Determination of protein expression in tissue

Immunohistochemistry (IHC) staining was employed to detect protein expression in tissue [13]. In short, paraffin-embedded tissue specimens were cut into 4 μm-thick sections. Tissue sections were dewaxed, rehydrated with gradient ethanol, incubated in 10 mmol/l citrate buffer (pH 6.0) and heated for 90 s. Endogenous peroxidase was blocked with 3% hydrogen peroxide (10 min). Tissue collagen was spoilt with 10% normal goat serum (10 min) for reducing non-specific binding.
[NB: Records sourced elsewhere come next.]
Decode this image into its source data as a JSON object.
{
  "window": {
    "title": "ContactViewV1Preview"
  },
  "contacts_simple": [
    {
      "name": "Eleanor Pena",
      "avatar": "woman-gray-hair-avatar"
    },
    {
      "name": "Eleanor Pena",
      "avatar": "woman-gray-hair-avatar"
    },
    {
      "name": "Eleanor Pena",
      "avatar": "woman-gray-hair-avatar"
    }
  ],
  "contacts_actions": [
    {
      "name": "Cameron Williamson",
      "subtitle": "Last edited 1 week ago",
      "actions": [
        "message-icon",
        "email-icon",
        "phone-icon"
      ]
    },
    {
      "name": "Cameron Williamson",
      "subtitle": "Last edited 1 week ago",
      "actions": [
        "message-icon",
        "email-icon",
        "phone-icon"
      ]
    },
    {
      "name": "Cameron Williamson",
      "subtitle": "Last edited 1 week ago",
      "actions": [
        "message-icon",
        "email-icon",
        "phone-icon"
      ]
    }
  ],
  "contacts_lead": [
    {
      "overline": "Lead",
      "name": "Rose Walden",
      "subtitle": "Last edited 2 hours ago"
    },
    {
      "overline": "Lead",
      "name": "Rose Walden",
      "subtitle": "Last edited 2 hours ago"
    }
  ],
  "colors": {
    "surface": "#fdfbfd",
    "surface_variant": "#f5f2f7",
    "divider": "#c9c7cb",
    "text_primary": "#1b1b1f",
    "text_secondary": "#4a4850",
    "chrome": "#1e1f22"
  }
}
Rabbit polyclonal antibody for target protein (Abcam, UK) was used as primary antibody to incubate the samples for 1 h at room temperature. After washing with PBS, the samples were incubated with biotin-labeled secondary antibody (Fuzhou Maixin Biotech) and followed by streptavidin–horseradish peroxidase (HRP), both for 10 min at room temperature. Then the samples were stained with DAB (DAB-0031, Fuzhou Maixin Biotech), dehydrated and fixed with resin. Finally, the stained tissue sections were observed by experienced pathologists under inverted microscope. IHC staining was scored for each tissue section with positive staining based on the area (25%, 50%, 75%, 100%) and intensity (+ , +  + , +  + +). The final score was set to range from 1 to 4 after conversion.